Between 2019 and 2024, only 11.5% of all outstanding business loans in Canada went to small and medium-sized enterprises. Across the OECD, the average was 44%. And while SME lending has been growing in most peer economies, between 2016 and 2022, the share of Canadian lending going to SMEs actually shrank.
A new report from Social Capital Partners, Built to Exclude: Why Canada’s enterprises need a different kind of financing, argues that this is a visible signature of a financing system built around one institutional model. Six chartered banks hold more than 93% of Canadian banking assets and provide nearly 80% of SME lending outside Quebec.
Canada’s banking system is strong and stable. The big banks are good at what they do! The problem, when it comes to SME financing, is that what they can do is limited by how they’re structured.

What the system doesn’t finance
Liquidity rules, capital regulation and shareholder expectations shape every lending decision. The result is a system that struggles to provide whole categories of credit Canadian enterprises need: small loans, patient capital for productivity-improving investments, flexible terms for seasonal or project-based revenue, lending against intangibles like software and IP, mission-aligned capital for non-profits and community infrastructure, transition financing for owners exiting to employees or co-ops rather than private equity and relationship-based underwriting for borrowers whose viability doesn’t show up in standardized documentation.
The gap isn’t between viable enterprises and unviable ones. It’s between the kinds of lending that fit the dominant institutional model and the kinds that don’t. There’s a difference between an enterprise that’s inherently risky and one that simply doesn’t fit the operational model of a big, publicly traded, deposit-funded bank.
Looking outside the banks
Other countries have figured out how to overcome the structural limitations of big-bank financing by looking outside the banks.

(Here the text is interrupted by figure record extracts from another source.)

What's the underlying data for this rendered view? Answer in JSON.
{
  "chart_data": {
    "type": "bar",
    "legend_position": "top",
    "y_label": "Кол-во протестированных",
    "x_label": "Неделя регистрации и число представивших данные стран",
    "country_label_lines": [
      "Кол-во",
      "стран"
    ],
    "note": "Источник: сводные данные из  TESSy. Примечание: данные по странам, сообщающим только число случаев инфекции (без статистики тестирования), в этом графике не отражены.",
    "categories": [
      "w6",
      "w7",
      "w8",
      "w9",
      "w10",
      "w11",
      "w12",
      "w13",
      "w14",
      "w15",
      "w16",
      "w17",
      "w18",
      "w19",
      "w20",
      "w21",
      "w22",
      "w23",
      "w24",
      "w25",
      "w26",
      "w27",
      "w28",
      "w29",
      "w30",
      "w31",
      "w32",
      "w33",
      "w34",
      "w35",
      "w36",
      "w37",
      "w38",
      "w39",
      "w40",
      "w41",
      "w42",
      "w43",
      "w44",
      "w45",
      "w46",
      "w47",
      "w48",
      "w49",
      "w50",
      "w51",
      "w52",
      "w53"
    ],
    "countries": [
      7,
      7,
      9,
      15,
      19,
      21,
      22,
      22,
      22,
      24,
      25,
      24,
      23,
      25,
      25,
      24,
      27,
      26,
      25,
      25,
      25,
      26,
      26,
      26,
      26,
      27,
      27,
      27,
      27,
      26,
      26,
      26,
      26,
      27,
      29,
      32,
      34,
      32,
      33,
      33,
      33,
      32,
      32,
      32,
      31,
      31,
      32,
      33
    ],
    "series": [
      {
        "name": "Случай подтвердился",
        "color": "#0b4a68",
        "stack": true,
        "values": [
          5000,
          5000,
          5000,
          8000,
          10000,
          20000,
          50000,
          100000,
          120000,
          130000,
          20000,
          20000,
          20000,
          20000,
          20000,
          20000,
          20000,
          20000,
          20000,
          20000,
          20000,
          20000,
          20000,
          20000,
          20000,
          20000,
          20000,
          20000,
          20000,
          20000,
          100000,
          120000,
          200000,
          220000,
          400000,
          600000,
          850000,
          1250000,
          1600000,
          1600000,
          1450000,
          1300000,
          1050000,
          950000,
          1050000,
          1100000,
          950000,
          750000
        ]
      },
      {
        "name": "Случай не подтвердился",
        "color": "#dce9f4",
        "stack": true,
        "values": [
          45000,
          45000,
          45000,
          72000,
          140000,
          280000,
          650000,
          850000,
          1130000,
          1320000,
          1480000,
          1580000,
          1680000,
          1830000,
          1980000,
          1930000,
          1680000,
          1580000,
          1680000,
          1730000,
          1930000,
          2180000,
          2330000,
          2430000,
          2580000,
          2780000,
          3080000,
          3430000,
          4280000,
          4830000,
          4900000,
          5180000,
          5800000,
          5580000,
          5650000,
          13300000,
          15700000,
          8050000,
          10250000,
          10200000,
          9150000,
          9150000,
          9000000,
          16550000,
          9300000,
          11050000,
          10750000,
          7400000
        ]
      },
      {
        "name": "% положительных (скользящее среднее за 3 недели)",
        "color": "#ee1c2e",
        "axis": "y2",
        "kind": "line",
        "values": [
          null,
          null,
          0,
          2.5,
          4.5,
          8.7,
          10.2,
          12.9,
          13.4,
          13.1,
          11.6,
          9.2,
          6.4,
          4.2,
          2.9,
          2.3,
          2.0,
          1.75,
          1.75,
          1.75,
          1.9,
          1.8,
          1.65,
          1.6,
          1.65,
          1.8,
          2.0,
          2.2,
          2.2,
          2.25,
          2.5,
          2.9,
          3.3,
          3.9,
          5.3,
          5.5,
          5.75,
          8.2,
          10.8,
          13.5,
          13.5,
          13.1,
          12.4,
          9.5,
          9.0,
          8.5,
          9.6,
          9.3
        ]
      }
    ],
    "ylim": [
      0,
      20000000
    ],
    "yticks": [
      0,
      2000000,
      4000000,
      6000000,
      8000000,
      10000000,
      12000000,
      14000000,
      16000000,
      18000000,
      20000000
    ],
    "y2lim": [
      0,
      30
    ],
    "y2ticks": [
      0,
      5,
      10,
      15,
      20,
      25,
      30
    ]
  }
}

Germany’s network of public savings banks, called the Sparkassen, serves community enterprises across the country. France’s Bpifrance is a large public bank with a statutory mandate for patient, long-term domestic financing aligned with industrial policy priorities. The U.S. and U.K. sustain robust ecosystems of community development financial institutions that channel capital to underserved communities and enterprises. Credit unions in countries like the U.S. and the U.K. have benefited from regulatory frameworks scaled to their size and risk.
Canada has made some attempts to cater to the specific needs of SMEs through the Business Development Bank of Canada, the Social Finance Fund and Community Futures, but these programs lack the scale and permanence to fundamentally change the landscape. They’re patches on a system that needs structural change.
Canada ranks second-worst in the G7 as a place to be an entrepreneur, with 55 per cent of small-business owners saying they would not recommend starting a business here right now. We would argue that this is not a reflection of the limits of our entrepreneurs, but the limits of our lenders.
The productivity, resilience, inclusive growth and economic sovereignty objectives Canada is trying to achieve are not independent of its financing system. They are shaped by it. Canada can continue treating its financing monoculture as inevitable, or it can follow the lead of peer jurisdictions and intentionally build the institutional diversity required for a different outcome.
If we want a stronger economy that works for workers, communities and small businesses, we need a financial system diverse enough to serve them.